Introduction to Hypothesis Testing

Esteban Montenegro-Montenegro, PhD

Psychology and Child Development

Today’s aims

  • We will study the concept of p-value a.k.a significance test.

  • I will introduce the concept of hypothesis testing.

  • I will also introduce the mean comparison for independent groups.

What is a p-value?

  • p-value stands for probability value.

  • It was born as a measure to reject a hypothesis.

  • In statistics and science, we always have hypothesis in mind. Statistics translates our hypothesis into evaluations of our hypothesis.

  • For example, we often ask questions to our selves such as: why my boyfriend won’t express her feelings? and then we ask, is this related to gender? Is it true that women share easily their emotions compare to men? If so, does it happen only to me? Is this a coincidence?

  • We can create a hypothesis with these questions, let’s try to write one:

\(H_{1}\) = There is a difference in emotional expression between cisgender women and cisgender men.

  • This is our alternaive hypothesis but we need a null hypothesis:

\(H_{0}\) = There is no difference in emotional expression between cisgender women and cisgender men.

  • That was easy you might think, but why do we need a null statement?
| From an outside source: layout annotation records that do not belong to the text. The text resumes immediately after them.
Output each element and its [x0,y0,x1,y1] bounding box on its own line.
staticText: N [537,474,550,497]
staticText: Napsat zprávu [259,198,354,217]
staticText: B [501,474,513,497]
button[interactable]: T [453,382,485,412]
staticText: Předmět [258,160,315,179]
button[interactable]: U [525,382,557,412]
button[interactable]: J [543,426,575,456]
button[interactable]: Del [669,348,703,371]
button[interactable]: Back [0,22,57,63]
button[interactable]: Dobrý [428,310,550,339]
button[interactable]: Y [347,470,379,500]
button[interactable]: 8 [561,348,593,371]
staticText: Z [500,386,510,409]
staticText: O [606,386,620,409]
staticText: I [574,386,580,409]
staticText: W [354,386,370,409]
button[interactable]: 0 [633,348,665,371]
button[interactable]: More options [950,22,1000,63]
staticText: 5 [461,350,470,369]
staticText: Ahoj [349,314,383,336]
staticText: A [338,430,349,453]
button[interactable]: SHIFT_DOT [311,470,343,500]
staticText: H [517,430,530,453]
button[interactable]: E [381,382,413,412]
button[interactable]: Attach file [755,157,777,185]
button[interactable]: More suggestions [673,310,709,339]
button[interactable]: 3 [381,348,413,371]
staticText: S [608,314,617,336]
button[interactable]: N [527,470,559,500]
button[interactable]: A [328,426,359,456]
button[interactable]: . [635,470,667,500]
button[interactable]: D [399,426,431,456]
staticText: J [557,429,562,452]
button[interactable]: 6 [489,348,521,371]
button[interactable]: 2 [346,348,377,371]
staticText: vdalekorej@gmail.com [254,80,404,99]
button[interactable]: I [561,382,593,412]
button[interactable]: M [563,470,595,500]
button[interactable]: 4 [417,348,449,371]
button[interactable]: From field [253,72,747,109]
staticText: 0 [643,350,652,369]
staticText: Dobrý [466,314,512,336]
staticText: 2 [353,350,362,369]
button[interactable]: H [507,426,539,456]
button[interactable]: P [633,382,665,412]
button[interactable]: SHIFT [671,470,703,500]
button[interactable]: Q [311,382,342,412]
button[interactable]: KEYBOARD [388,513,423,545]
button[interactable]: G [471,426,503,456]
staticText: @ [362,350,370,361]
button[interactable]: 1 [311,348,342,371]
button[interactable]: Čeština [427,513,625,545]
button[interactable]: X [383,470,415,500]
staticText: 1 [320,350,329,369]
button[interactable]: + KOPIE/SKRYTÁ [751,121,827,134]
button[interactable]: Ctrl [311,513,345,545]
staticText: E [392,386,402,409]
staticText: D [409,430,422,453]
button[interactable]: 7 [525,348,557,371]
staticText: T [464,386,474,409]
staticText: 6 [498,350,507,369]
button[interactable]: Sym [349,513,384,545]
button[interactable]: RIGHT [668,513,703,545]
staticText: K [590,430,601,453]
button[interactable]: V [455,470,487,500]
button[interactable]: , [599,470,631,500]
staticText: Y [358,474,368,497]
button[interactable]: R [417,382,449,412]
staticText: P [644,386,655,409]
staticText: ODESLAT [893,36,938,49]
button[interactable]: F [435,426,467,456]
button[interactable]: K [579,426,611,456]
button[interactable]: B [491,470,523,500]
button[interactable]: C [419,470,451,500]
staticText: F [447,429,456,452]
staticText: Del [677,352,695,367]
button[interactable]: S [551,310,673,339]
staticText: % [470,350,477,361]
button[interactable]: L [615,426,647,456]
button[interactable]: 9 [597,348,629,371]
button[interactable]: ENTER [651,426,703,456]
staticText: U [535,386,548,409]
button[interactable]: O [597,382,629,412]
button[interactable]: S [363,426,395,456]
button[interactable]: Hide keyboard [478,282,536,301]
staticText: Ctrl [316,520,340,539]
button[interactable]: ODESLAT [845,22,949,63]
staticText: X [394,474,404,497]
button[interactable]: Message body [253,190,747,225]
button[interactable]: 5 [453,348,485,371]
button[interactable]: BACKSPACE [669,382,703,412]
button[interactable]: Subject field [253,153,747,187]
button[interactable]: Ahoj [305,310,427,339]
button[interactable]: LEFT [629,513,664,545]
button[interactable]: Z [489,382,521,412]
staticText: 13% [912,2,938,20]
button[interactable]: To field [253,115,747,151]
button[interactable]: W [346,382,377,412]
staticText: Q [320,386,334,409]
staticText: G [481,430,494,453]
    • Science always starts with a null believe, and what we do as scientist is to collect evidence that might help to reject the null hypothesis. If you collect data to support your alternative hypothesis you would be doing something called “confirmation bias”.
    • Confirmation bias consist of collecting information that only supports your alternative hypothesis.
    • For example, you start collecting data that only proofs that all swans are white, instead of looking at information that helps to reject the null: not all swans are white.

What is a p-value? II

  • We can write out null hypothesis in a statistical statement:

\(H_{0}\) = The mean difference in emotional expression between cisgender women and cisgender men is equal to zero.

  • In the previous hypothesis we know that we are focusing in the mean difference, it is more specific.

  • The very first step to test our null hypothesis is to create a null model.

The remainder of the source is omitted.